Este fin de semana subimos a un par de aviones. Uno para la ida y otro para la vuelta. Antes de comenzar el primer vuelo, mientras los pasajeros buscaban el sitio asignado, una joven pareja y su novio comprobaron que el asiento de ella tenía idéntico número y letra que el de un señor. Estaban a mi izquierda, justo al otro lado del pasillo, y pude oír su diálogo. La chica dijo: “Este es mi asiento. Tenemos el mismo número”. Aún no sé si su sorpresa era auténtica o impostada. Entonces se acercó una azafata en cuanto vio que no se aclaraban. Pidió los billetes. Los leyó. Y le dijo a la pareja: “Estos billetes son para el día cinco de mayo. Hoy es día cuatro. Son para el vuelo de mañana a esta misma hora”. En seguida les propuso que se sentaran en unas butacas libres (las que había detrás de nosotros). Luego anunció que iba a informar del equívoco al resto de la tripulación y que, si quedaban sitios vacíos una vez hubiera embarcado todo el mundo, procuraría ubicarlos. La azafata parecía dispuesta a ayudar, a solucionar el problema evitando que se quedasen en tierra hasta el sábado. Unos minutos después apareció otra azafata, quizá más dura o menos crédula, y los acusó de haberse intentado colar en el avión. Dado que sus billetes no eran para aquel día, les pidió que lo abandonaran. Una azafata creyó que se habían equivocado con la fecha y la otra creyó que querían adelantar un día el viaje. Poli bueno, poli malo. Nosotros no supimos la verdad. En cualquier caso, los billetes no eran para esa tarde.

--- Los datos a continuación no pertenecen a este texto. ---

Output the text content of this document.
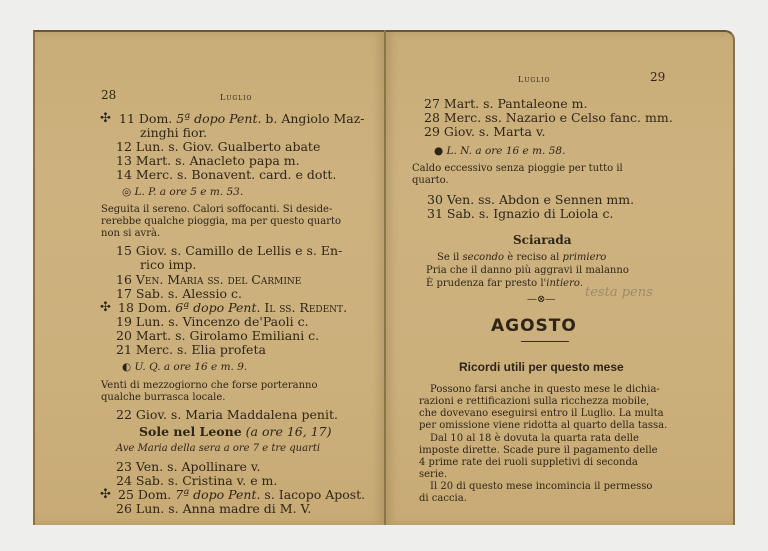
28	Luglio
✣ 11 Dom. 5ª dopo Pent. b. Angiolo Maz-
zinghi fior.
12 Lun. s. Giov. Gualberto abate
13 Mart. s. Anacleto papa m.
14 Merc. s. Bonavent. card. e dott.
◎ L. P. a ore 5 e m. 53.
Seguita il sereno. Calori soffocanti. Si deside-
rerebbe qualche pioggia, ma per questo quarto
non si avrà.
15 Giov. s. Camillo de Lellis e s. En-
rico imp.
16 Ven. Maria ss. del Carmine
17 Sab. s. Alessio c.
✣ 18 Dom. 6ª dopo Pent. Il ss. Redent.
19 Lun. s. Vincenzo de'Paoli c.
20 Mart. s. Girolamo Emiliani c.
21 Merc. s. Elia profeta
◐ U. Q. a ore 16 e m. 9.
Venti di mezzogiorno che forse porteranno
qualche burrasca locale.
22 Giov. s. Maria Maddalena penit.
Sole nel Leone (a ore 16, 17)
Ave Maria della sera a ore 7 e tre quarti
23 Ven. s. Apollinare v.
24 Sab. s. Cristina v. e m.
✣ 25 Dom. 7ª dopo Pent. s. Iacopo Apost.
26 Lun. s. Anna madre di M. V.
Luglio	29
27 Mart. s. Pantaleone m.
28 Merc. ss. Nazario e Celso fanc. mm.
29 Giov. s. Marta v.
● L. N. a ore 16 e m. 58.
Caldo eccessivo senza pioggie per tutto il
quarto.
30 Ven. ss. Abdon e Sennen mm.
31 Sab. s. Ignazio di Loiola c.
Sciarada
Se il secondo è reciso al primiero
Pria che il danno più aggravi il malanno
È prudenza far presto l'intiero.
—⊗— testa pens
AGOSTO
Ricordi utili per questo mese
Possono farsi anche in questo mese le dichia-
razioni e rettificazioni sulla ricchezza mobile,
che dovevano eseguirsi entro il Luglio. La multa
per omissione viene ridotta al quarto della tassa.
Dal 10 al 18 è dovuta la quarta rata delle
imposte dirette. Scade pure il pagamento delle
4 prime rate dei ruoli suppletivi di seconda
serie.
Il 20 di questo mese incomincia il permesso
di caccia.
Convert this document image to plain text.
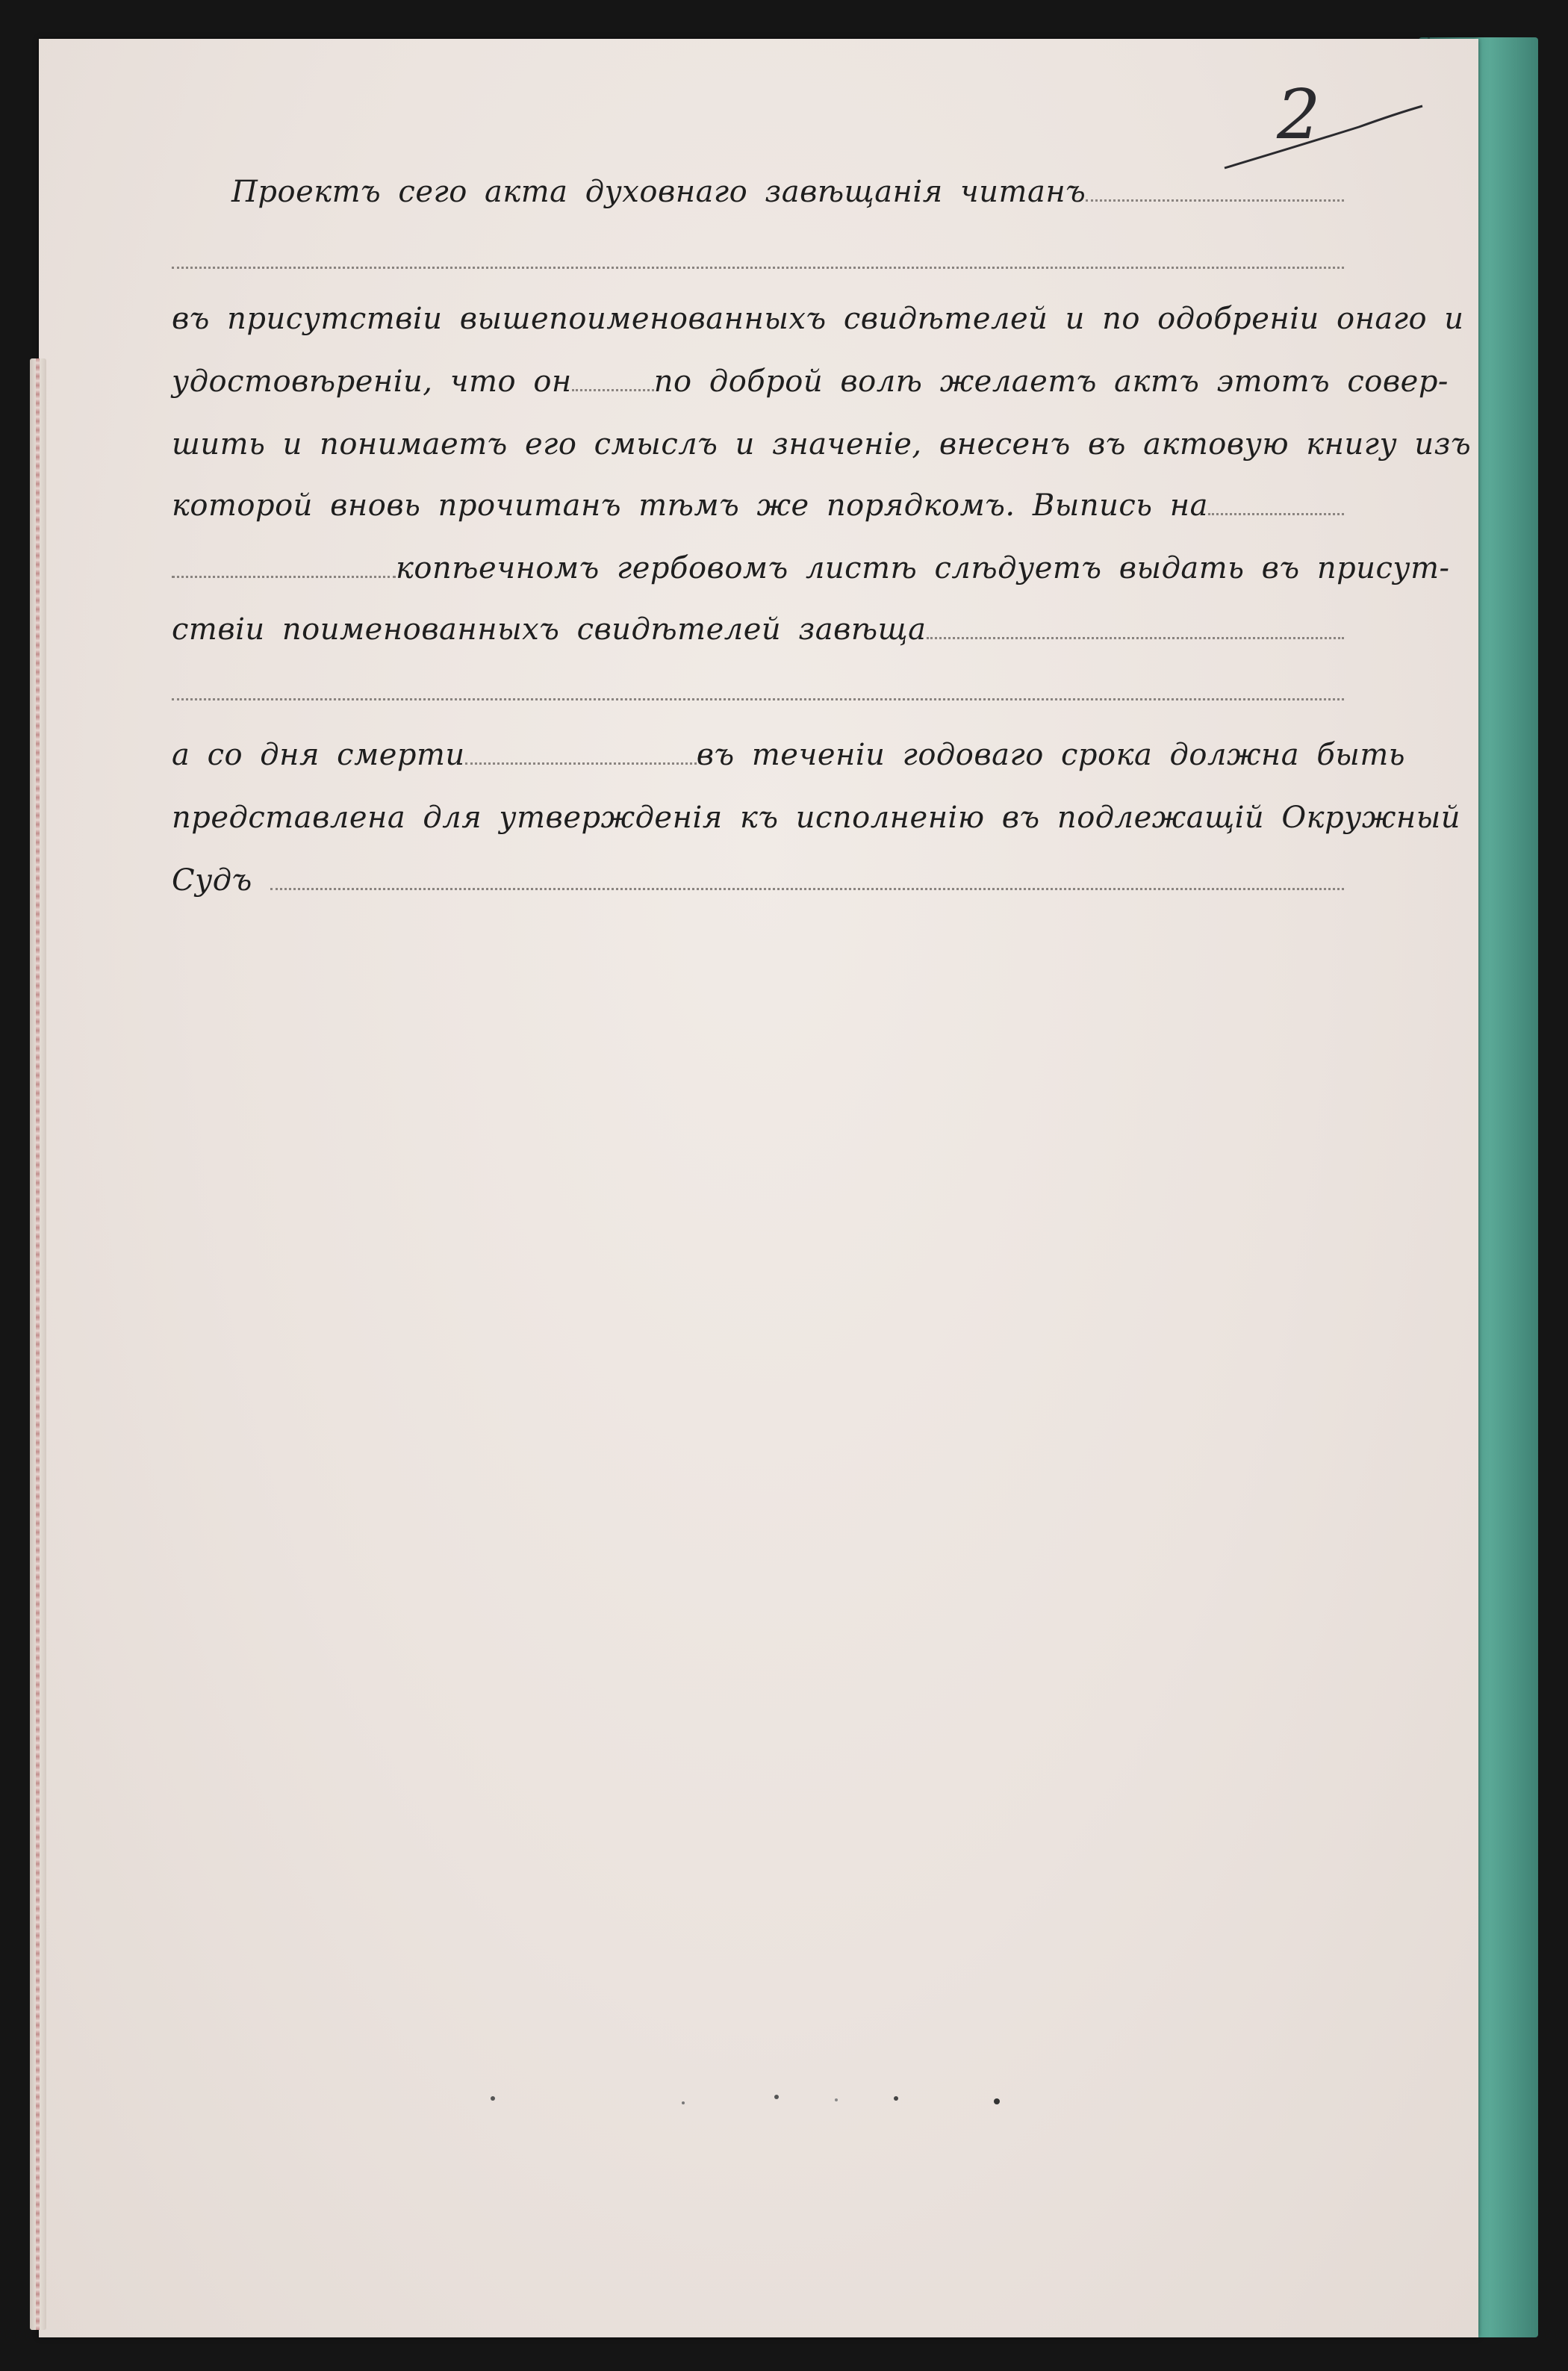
2
Проектъ сего акта духовнаго завѣщанія читанъ
въ присутствіи вышепоименованныхъ свидѣтелей и по одобреніи онаго и
удостовѣреніи, что он	по доброй волѣ желаетъ актъ этотъ совер-
шить и понимаетъ его смыслъ и значеніе, внесенъ въ актовую книгу изъ
которой вновь прочитанъ тѣмъ же порядкомъ. Выпись на
копѣечномъ гербовомъ листѣ слѣдуетъ выдать въ присут-
ствіи поименованныхъ свидѣтелей завѣща
а со дня смерти	въ теченіи годоваго срока должна быть
представлена для утвержденія къ исполненію въ подлежащій Окружный
Судъ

En el vuelo de regreso, delante de nosotros, justo en la puerta de embarque para Madrid, había una familia numerosa. El padre, la madre y unos tres niños, o así. En el pasillo para embarcar pedían a los pasajeros varias veces el billete y el pasaporte o el carnet de identidad. Primero, una chica. Dos metros más adelante, un hombre muy alto, negro y uniformado, y una mujer morena que, tras pasarle su colega los tickets cortados, realizaba las pertinentes comprobaciones en el ordenador. Cuando la familia hubo pasado y llegaba nuestro turno, la chica morena empezó a alarmarse. Volvió a repasar los resguardos, les dijo algo en francés a otros tres tipos que estaban junto a esa puerta de embarque y se fue corriendo al interior del avión. Hasta que no sacaron a la familia, que llevaba un cochecito de bebé, no pudimos entrar. Al parecer, estos pasajeros con niños debían coger el vuelo hacia Barcelona, y se habían equivocado de puerta de embarque y de avión. No sé si lo perdieron. Me parece que el vuelo a Barcelona salía un rato antes que el nuestro. Es probable que, por torpeza, se quedaran en tierra. Ignoro si solucionaron la papeleta.
Estas dos anécdotas, correspondientes a los viajes de ida y vuelta, nos empujan a hacernos unas cuantas preguntas. Primero: el despiste de la gente, capaz de confundirse de fecha y de avión. ¿Tan difícil es fijarse en los paneles y las pantallas de aviso? ¿Les cuesta tanto preguntar o, si no manejan el mismo idioma, enseñar el billete para que les aclaren dónde deben ir? Segundo: el morro de la gente, si nos ponemos de parte de la segunda azafata del primer vuelo, que creyó que la pareja se había colado. ¿Es posible confundirse de fecha? ¿Tan desesperados estaban como para intentar colarse, después del calvario de controles que hay que pasar en los aeropuertos? ¿De verdad merecía la pena? Tercero: desde que uno entra en la terminal, le piden el billete y la documentación unas cuatro o cinco veces, dependiendo de la compañía. A pesar de las continuas medidas de seguridad, ¿cómo es posible que adviertan tan tarde que un tío se ha confundido, cuando el avión va a despegar, tras el embarque?